As an example, look at the relationship between t, p and d in the t-test.
p is defined as the probability of obtaining a test statistic this or more extreme, if the hypothesis under test is true. It is inversely related to both the sample size and the test statistic - in this case, t. Conversely, t ~ 1-p and n ~ 1-p.
For correlated samples,
$d_{z} = \frac{t}{\sqrt{n}}$. Then, $d_{z}\sqrt{n} = t$; then, if n is held constant, as $d_{z}$ increases, t increases; and since t ~ 1-p, $d_{z}$ ~ 1-p. Also, if $d_{z}$ is held constant, as n increases, t increases, and n ~ 1-p.
Colloquially speaking, since both 1-p and the measures of effect size depend on how extreme the test statistic is, they are correlated.
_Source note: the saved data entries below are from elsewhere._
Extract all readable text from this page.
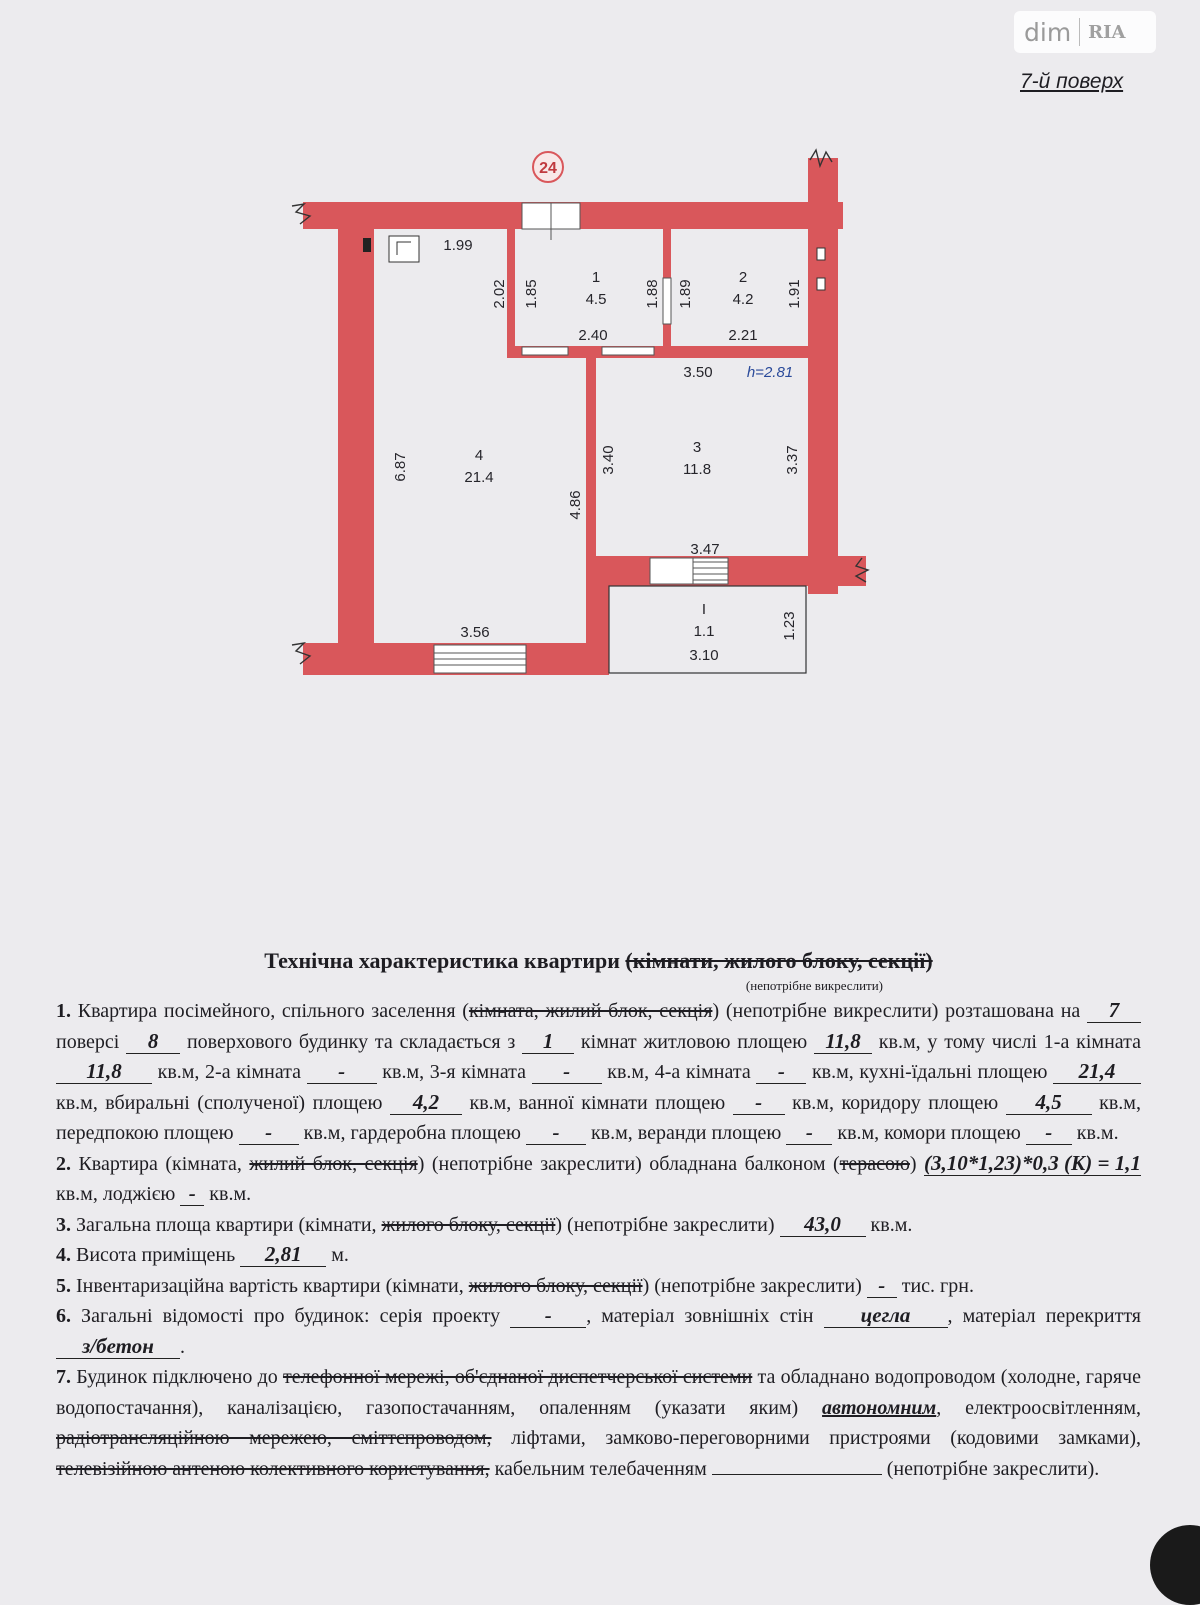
dim RIA
7-й поверх
24
1
4.5
2
4.2
3
11.8
4
21.4
I
1.1
1.99
2.02 1.85	1.88 1.89	1.91
2.40	2.21
3.50 h=2.81
6.87	3.40	3.37
4.86
3.47
3.56	1.23
3.10

Технічна характеристика квартири (кімнати, жилого блоку, секції)

(непотрібне викреслити)

1. Квартира посімейного, спільного заселення (кімната, жилий блок, секція) (непотрібне викреслити) розташована на 7 поверсі 8 поверхового будинку та складається з 1 кімнат житловою площею 11,8 кв.м, у тому числі 1-а кімната 11,8 кв.м, 2-а кімната - кв.м, 3-я кімната - кв.м, 4-а кімната - кв.м, кухні-їдальні площею 21,4 кв.м, вбиральні (сполученої) площею 4,2 кв.м, ванної кімнати площею - кв.м, коридору площею 4,5 кв.м, передпокою площею - кв.м, гардеробна площею - кв.м, веранди площею - кв.м, комори площею - кв.м.

2. Квартира (кімната, жилий блок, секція) (непотрібне закреслити) обладнана балконом (терасою) (3,10*1,23)*0,3 (К) = 1,1 кв.м, лоджією - кв.м.

3. Загальна площа квартири (кімнати, жилого блоку, секції) (непотрібне закреслити) 43,0 кв.м.

4. Висота приміщень 2,81 м.

5. Інвентаризаційна вартість квартири (кімнати, жилого блоку, секції) (непотрібне закреслити) - тис. грн.

6. Загальні відомості про будинок: серія проекту - , матеріал зовнішніх стін цегла , матеріал перекриття з/бетон .

7. Будинок підключено до телефонної мережі, об'єднаної диспетчерської системи та обладнано водопроводом (холодне, гаряче водопостачання), каналізацією, газопостачанням, опаленням (указати яким) автономним, електроосвітленням, радіотрансляційною мережею, сміттєпроводом, ліфтами, замково-переговорними пристроями (кодовими замками), телевізійною антеною колективного користування, кабельним телебаченням	(непотрібне закреслити).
This will apply to other measures of effect size as well, such as the relationship between F, n and $\eta^2$ - trivially for those cases where the F-test converges with the t-test; or for correlation coefficients, which can also converge with the t-test.
(I'd be very interested to learn if there are any measures of effect size which do not behave in this way, and by which justification they could be associated with other standardised measures of effect size.)
in order to reach significance you need to be trying to prove an effect that is large enough
Note that an effect size (such as r) is a descriptive statistic, a property of the sample. It is not inferential. To support a claim about the population, confidence intervals over effect sizes can be used.